The worst best show ever

Studio 60 on the Sunset Strip was the other NBC show about the behind the scenes workings of a SNL-style live sketch show. Unlike 30 Rock it lasted only one season, 2006-2007. Recently having gone back to watch some of it, I’m still struck by what a unique (if minor) place it holds in the annals of entertainment history: it’s the best show ever that is almost unwatchable.

Studio 60 is slickly produced, well acted and sharply written. It is also the single most blithely arrogant, condescending and self-serving piece of mainstream entertainment I’ve ever seen. There are two reasons for this, and creator/producer/writer Aaron Sorkin is at the forefront of both.
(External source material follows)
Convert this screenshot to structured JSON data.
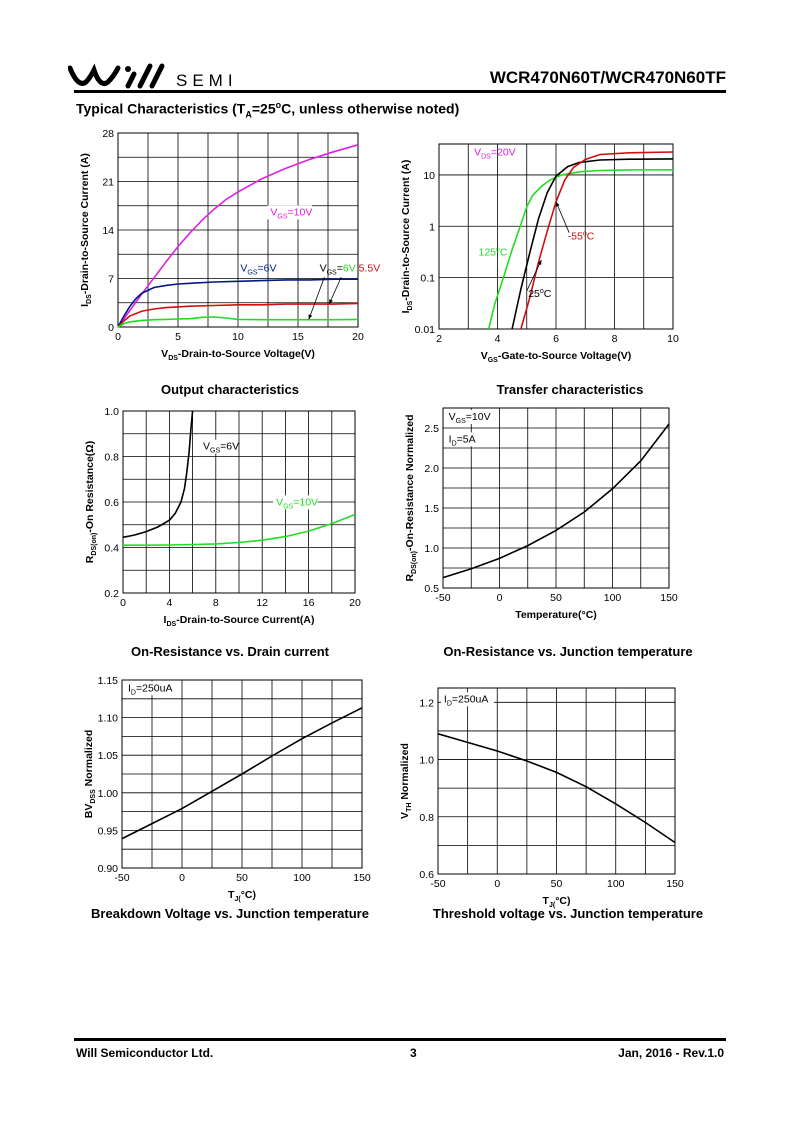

Sorkin is one of the most talented writers working today. When it comes to dialogue he is second to none. He’s intelligent, eloquent; frankly he’s brilliant at what he does. But I don’t need to tell him that, because he tells me that. And that’s the problem: his work absolutely screams “Look how great I am!”. The mans history is that of stories featuring arrogant characters strutting around while showing off how knowledgeable and clever they (read: Sorkin) are.

When applied in the right context this formula of his works. I hold no show in higher regard than I do The West Wing, his most prolific work. In the context of that show the quip-filled, bustling, speechifying characters feel right at home. It’s what you’d expect from smart, busy people working in the president’s inner circle. His other political works, The American President and Charlie Wilson’s War, are similarly successful using the formula because they’re believable. The same goes for A Few Good Men, a film about military lawyers.

Studio 60 is nowhere near the right context for this formula. The actors, writers and executives of a variety show do not walk around endlessly talking about religion, gay rights, the Iraq war and a host of other hot button issues. It just isn’t believable, not for more than a moment. When people on The West Wing were doing this they were walking around the White House; the people here are walking around backstage in a studio, and yet all the same they act as if the fate of the world rests in their hands. It’s honestly laughable.

So that’s the first reason Studio 60 doesn’t work: the Sorkin formula in this context is unsustainable. The other is that this show is literally a cross between a one person circle jerk and a revenge fantasy. Sorkin isn’t just content here to have his characters relay his talking points on the big issues, as per his norm. No, with Studio 60 he went a step further, boldly going where no producer has gone before. He created a show that is, at its core, all about wish fulfillment. Whose? Three guesses.

The openness of it is really pretty shocking. He inserted himself as the character played by Matthew Perry (a brilliant, unappreciated writer, natch). He put his longtime directing collaborator in as a character. He put his ex-girlfriend in as a character. The loose details of this are here, but suffice to say he took the old axiom of “write what you know” and turned it into “write what you know… and then play out your own fantasy outcome”.

Studio 60 is the ultimate example of self-serving art. It is a show that is impossibly smug, so convinced of its own brilliance that it needn’t concern itself with pesky dramatic requirements like verisimilitude and identification with characters. For all the technical accomplishment of its actors and writer, Studio 60 proves that when it comes to the whole being greater than the sum of its parts, turnabout is fair play.